The normal liver is made up of hepatocytes and sinusoids distributed within an extracellular matrix composed of collagen (predominantly types I, III, and IV) and noncollagen proteins, including glycoproteins (eg, fibronectin, laminin) and several proteoglycans (eg, heparan sulfate, chondroitin sulfate, dermatan sulfate, hyaluronate). Fibroblasts, normally found only in the portal tracts, can produce collagen, large glycoproteins, and proteoglycans.

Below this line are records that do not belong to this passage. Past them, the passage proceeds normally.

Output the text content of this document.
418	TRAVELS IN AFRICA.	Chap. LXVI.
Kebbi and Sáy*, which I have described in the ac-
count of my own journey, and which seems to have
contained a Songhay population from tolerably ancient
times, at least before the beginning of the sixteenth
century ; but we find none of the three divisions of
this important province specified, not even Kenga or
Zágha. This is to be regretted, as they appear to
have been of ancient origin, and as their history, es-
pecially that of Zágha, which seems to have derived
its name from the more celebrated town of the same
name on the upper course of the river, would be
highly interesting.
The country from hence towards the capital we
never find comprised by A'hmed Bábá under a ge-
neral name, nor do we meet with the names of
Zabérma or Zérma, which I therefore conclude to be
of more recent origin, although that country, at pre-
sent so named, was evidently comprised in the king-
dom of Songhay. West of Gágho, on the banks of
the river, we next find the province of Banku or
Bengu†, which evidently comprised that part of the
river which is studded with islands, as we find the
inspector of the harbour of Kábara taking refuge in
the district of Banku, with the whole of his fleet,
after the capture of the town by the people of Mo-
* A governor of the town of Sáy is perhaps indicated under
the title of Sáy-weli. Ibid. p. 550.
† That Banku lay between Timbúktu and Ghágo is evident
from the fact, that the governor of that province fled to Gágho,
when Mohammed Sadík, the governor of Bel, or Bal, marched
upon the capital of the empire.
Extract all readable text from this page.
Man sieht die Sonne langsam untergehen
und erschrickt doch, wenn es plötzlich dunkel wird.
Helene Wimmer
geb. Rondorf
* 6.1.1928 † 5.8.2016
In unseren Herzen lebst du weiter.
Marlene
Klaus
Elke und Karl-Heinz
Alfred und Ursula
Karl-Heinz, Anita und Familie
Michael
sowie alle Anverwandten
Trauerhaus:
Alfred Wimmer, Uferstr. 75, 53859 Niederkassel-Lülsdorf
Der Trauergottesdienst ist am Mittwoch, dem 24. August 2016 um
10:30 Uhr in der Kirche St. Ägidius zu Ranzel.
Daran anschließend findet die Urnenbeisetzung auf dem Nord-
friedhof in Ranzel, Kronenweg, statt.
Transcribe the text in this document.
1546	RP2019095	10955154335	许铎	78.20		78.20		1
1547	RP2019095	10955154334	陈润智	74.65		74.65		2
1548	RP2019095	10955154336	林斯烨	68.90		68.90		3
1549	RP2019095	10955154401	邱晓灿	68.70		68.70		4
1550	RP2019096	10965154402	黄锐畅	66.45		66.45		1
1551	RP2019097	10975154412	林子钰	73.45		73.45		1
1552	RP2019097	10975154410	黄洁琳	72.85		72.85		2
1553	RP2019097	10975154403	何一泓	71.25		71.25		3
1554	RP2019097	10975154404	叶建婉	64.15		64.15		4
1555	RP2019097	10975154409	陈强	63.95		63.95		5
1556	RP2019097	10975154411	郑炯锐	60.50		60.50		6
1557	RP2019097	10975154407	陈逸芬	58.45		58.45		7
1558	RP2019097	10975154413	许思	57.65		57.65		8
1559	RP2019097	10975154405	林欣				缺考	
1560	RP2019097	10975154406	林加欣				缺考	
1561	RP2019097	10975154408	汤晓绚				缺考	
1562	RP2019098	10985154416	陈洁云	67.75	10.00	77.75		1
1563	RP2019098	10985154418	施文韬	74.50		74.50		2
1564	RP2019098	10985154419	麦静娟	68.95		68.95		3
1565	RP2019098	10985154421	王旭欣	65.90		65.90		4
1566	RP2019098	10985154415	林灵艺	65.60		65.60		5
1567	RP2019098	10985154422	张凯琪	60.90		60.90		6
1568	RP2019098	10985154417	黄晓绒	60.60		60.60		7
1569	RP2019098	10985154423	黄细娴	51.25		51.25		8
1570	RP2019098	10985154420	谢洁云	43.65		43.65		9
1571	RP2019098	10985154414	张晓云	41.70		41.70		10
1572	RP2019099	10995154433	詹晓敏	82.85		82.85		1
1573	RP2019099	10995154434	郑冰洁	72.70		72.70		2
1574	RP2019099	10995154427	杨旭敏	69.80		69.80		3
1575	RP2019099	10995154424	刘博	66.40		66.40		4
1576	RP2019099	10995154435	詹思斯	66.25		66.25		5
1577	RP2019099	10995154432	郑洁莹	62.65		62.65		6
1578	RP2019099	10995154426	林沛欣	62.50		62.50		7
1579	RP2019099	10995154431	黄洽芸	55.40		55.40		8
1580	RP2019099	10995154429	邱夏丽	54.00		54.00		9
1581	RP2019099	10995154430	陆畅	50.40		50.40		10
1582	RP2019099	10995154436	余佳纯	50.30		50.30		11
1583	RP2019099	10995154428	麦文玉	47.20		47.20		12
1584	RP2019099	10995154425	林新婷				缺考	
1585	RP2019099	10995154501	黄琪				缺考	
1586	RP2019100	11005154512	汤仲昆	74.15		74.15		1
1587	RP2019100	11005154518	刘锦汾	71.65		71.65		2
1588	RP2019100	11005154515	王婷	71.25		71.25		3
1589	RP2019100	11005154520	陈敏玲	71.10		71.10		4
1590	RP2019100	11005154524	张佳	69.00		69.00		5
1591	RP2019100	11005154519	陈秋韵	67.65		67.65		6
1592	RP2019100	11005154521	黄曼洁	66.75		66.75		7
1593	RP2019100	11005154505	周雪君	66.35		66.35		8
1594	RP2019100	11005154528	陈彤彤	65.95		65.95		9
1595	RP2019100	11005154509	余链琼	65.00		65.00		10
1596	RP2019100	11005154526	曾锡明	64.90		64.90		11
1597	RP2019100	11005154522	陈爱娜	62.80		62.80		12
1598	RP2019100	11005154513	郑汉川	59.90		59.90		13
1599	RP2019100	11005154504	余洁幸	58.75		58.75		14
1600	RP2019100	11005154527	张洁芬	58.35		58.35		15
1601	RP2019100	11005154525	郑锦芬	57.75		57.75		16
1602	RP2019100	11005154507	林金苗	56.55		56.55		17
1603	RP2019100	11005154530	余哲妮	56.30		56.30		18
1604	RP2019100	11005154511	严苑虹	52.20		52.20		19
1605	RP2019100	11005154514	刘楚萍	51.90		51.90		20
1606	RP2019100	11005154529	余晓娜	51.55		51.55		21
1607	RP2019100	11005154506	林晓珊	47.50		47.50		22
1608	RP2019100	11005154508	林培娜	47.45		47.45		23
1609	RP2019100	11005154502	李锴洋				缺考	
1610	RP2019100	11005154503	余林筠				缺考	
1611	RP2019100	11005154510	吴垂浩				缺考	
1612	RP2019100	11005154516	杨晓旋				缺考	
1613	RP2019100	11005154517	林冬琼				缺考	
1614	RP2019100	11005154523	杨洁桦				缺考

Other liver cells (particularly hepatocytes and fat-storing [Ito], Kupffer, and endothelial cells) also can produce extracellular matrix components. Fat-storing cells, located beneath the sinusoidal endothelium in the space of Disse, are precursors of fibroblasts, capable of proliferating and producing an excess of extracellular matrix. The development of fibrosis from active deposition of collagen is a consequence of liver cell injury, particularly necrosis, and inflammatory cells. The precise factors released from these cells is not known, but one or more cytokines or products of lipid peroxidation are likely. Kupffer cells and activated macrophages produce inflammatory cytokines. New fibroblasts form around necrotic liver cells; increased collagen synthesis leads to scarring. Fibrosis may derive from active fibrogenesis and from impaired degradation of normal or altered collagen. Fat-storing cells, Kupffer cells, and endothelial cells are important in the clearance of type I collagen, several proteoglycans, and denatured collagens. Changes in these cells' activities may modify the extent of fibrosis. For the histopathologist, fibrous tissue may become more apparent from passive collapse and condensation of preexisting fibers.

Thus, increased synthesis or reduced degradation of collagen results in active deposition of excessive connective tissue, which affects hepatic function: (1) Pericellular fibrosis impairs cellular nutrition and results in hepatocellular atrophy. (2) Within the space of Disse, fibrous tissue accumulates around the sinusoids and obstructs the free passage of substances from the blood to the hepatocytes. (3) Fibrosis around hepatic venules and the portal tracts disturbs hepatic blood flow. Venous resistance across the liver increases from portal vein branches to sinusoids and finally to hepatic veins. All three routes can be involved.

The fibrous bands that link portal tracts with central veins also promote anastomotic channels: Arterial blood, bypassing the normal hepatocytes, is shunted to efferent hepatic veins, which further impairs hepatic function and can accentuate hepatocellular necrosis. The extent to which these processes are present determines the magnitude of hepatic dysfunction: eg, in congenital hepatic fibrosis, large fibrous bands involve predominantly the portal regions but usually spare the hepatic parenchyma. Congenital hepatic fibrosis thus presents as portal hypertension with preserved hepatocellular function.